There are countless companies, associations, societies and charities who have the regular, if not frequent, thorny question of where to hold there annual event or conference. A major city centre, somewhere far from distractions, or even in a virtual space!
How do you make the decision? Which city, which hotel? There’s no point in asking too many people their opinion, unless you want to have a list of all their favourite places in the world! As ever in the events world, what is needed is a simple step by step process to take you to the right answer.
Here’s a scenario taking place across the world on a regular basis:
You’re sitting in your weekly board meeting, and there’s just one more item on the agenda before you can whisk away for the weekend - Item 8: Annual meeting - location ideas. With all your research complete, you believe you’ve already found the perfect city which must now be presented to the board. You start to speak, when you are interrupted by a board member who every year requests the same city location. This is followed by a second, then third member, all of whom have their own favourite city or hotel chain. You hope that no one can here your internal groaning, “not this again”! When the meeting ends an hour later, you have a list of an additional eight cities to research and check against your proposal by the next meeting. It’s going to be a long weekend.

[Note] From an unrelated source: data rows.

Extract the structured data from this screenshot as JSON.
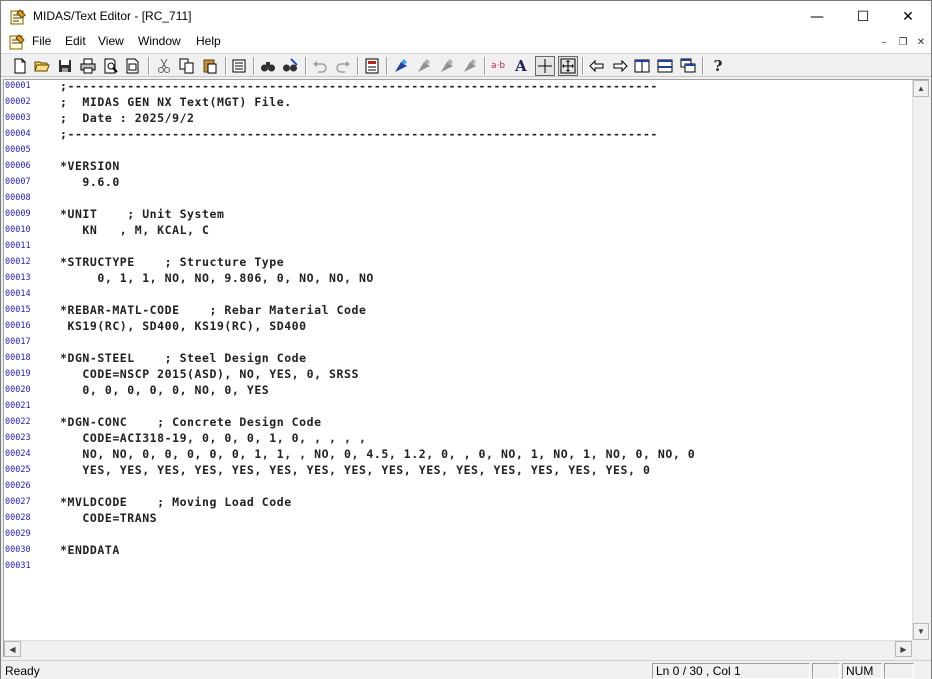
{
  "window": {
    "title": "MIDAS/Text Editor - [RC_711]",
    "controls": {
      "minimize": "—",
      "maximize": "☐",
      "close": "✕"
    }
  },
  "menu": {
    "items": [
      "File",
      "Edit",
      "View",
      "Window",
      "Help"
    ],
    "mdi_controls": {
      "minimize": "–",
      "restore": "❐",
      "close": "✕"
    }
  },
  "toolbar": {
    "icons": [
      "new-file-icon",
      "open-folder-icon",
      "save-icon",
      "print-icon",
      "print-preview-icon",
      "page-setup-icon",
      "cut-icon",
      "copy-icon",
      "paste-icon",
      "properties-icon",
      "find-icon",
      "replace-icon",
      "undo-icon",
      "redo-icon",
      "column-icon",
      "bookmark-icon",
      "bookmark-next-icon",
      "bookmark-prev-icon",
      "bookmark-clear-icon",
      "ab-swap-icon",
      "font-icon",
      "crosshair-icon",
      "fit-icon",
      "indent-left-icon",
      "indent-right-icon",
      "split-vertical-icon",
      "split-horizontal-icon",
      "cascade-icon",
      "help-icon"
    ],
    "ab_label": "a·b",
    "font_label": "A",
    "help_label": "?"
  },
  "editor": {
    "lines": [
      ";-------------------------------------------------------------------------------",
      ";  MIDAS GEN NX Text(MGT) File.",
      ";  Date : 2025/9/2",
      ";-------------------------------------------------------------------------------",
      "",
      "*VERSION",
      "   9.6.0",
      "",
      "*UNIT    ; Unit System",
      "   KN   , M, KCAL, C",
      "",
      "*STRUCTYPE    ; Structure Type",
      "     0, 1, 1, NO, NO, 9.806, 0, NO, NO, NO",
      "",
      "*REBAR-MATL-CODE    ; Rebar Material Code",
      " KS19(RC), SD400, KS19(RC), SD400",
      "",
      "*DGN-STEEL    ; Steel Design Code",
      "   CODE=NSCP 2015(ASD), NO, YES, 0, SRSS",
      "   0, 0, 0, 0, 0, NO, 0, YES",
      "",
      "*DGN-CONC    ; Concrete Design Code",
      "   CODE=ACI318-19, 0, 0, 0, 1, 0, , , , ,",
      "   NO, NO, 0, 0, 0, 0, 0, 1, 1, , NO, 0, 4.5, 1.2, 0, , 0, NO, 1, NO, 1, NO, 0, NO, 0",
      "   YES, YES, YES, YES, YES, YES, YES, YES, YES, YES, YES, YES, YES, YES, YES, 0",
      "",
      "*MVLDCODE    ; Moving Load Code",
      "   CODE=TRANS",
      "",
      "*ENDDATA",
      ""
    ],
    "line_numbers": [
      "00001",
      "00002",
      "00003",
      "00004",
      "00005",
      "00006",
      "00007",
      "00008",
      "00009",
      "00010",
      "00011",
      "00012",
      "00013",
      "00014",
      "00015",
      "00016",
      "00017",
      "00018",
      "00019",
      "00020",
      "00021",
      "00022",
      "00023",
      "00024",
      "00025",
      "00026",
      "00027",
      "00028",
      "00029",
      "00030",
      "00031"
    ]
  },
  "scrollbars": {
    "up": "▲",
    "down": "▼",
    "left": "◀",
    "right": "▶"
  },
  "status": {
    "text": "Ready",
    "position": "Ln 0 / 30 , Col 1",
    "num": "NUM"
  }
}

So what is the best way to almost automate the way that a conference city is selected? Here are some ideas that may help:
General conference location options
The key to selecting the right city and venue is based on the criteria you use in your selection, and the weighting you put against each one. Firstly decide on any general rules of city selection, for example you may:
- Move continents, regions or cities each meeting
- Rotate through all regional hubs
- Selection based on current news/business levels
- Cities with highest level of customer business or largest number of potential attendees
- Always switch hotel brands or stay with the same brand
This will immediately help to focus you on a smaller number of locations.
Country, city and hotel criteria
Next, take a list of 10 factors that the group should consider when choosing a meeting destination. Here are some generic ones, but you may need to adjust yours slightly:
- Location is attractive
- Overall cost to attendees is low
- Events can be held in one facility
- Meeting Facilities are attractive
- Room rates are low
- Hotel and Conference centre have good service records
- Low travel costs
- City has train station/airport
- Cost to the association is relatively inexpensive
- Shops, restaurants, social areas are easily accessible
You now need to rank them and add a weighting to each one. Are the travel costs more important than the location, and if so by how much? One way to do this is to ask a sample of attendees, directors and staff to rank these items by importance. The more people that rank a factor high, the greater the weighting.
With all your results in, you tally up the totals (those marked as “most important” gain 10 points, second place has 9 points etc). This will then show you very simply the order of importance for the selection factors.
A key step is to now go to the people who will make the final decision and gain their buy-in for the list and weighting. They may want to adjust the list slightly, but try not to alter the list too much. Remember that highly paid directors will probably have a very different wish list than for an attendee.
Rating each Hotel or City
You now have a scorecard that will allow you to compare candidate cities fairly. You or your events team can use this scoring system to rate each city he or she visits, giving points on a scale of one to five for each criterion.
For a city’s final score, multiply the number of points (one to five) in each category by the importance factor for that category. Total all of the points for that city and you have your winner! (A spreadsheet makes this fairly painless).
At this stage, go back to the decision makers with the choices. When all the information is laid out systematically, it is much harder for anyone to sway the decision based on a personal agenda. The ratings give the board a rationale for settling on a particular site.
Possible Grumblers!
Of course, in the end there are bound to be some disappointed board members and chapter officers. But if you and the board work systematically with approved criteria and can explain why other options didn’t quite make the grade, you can avoid both hard feelings and dreadful choices.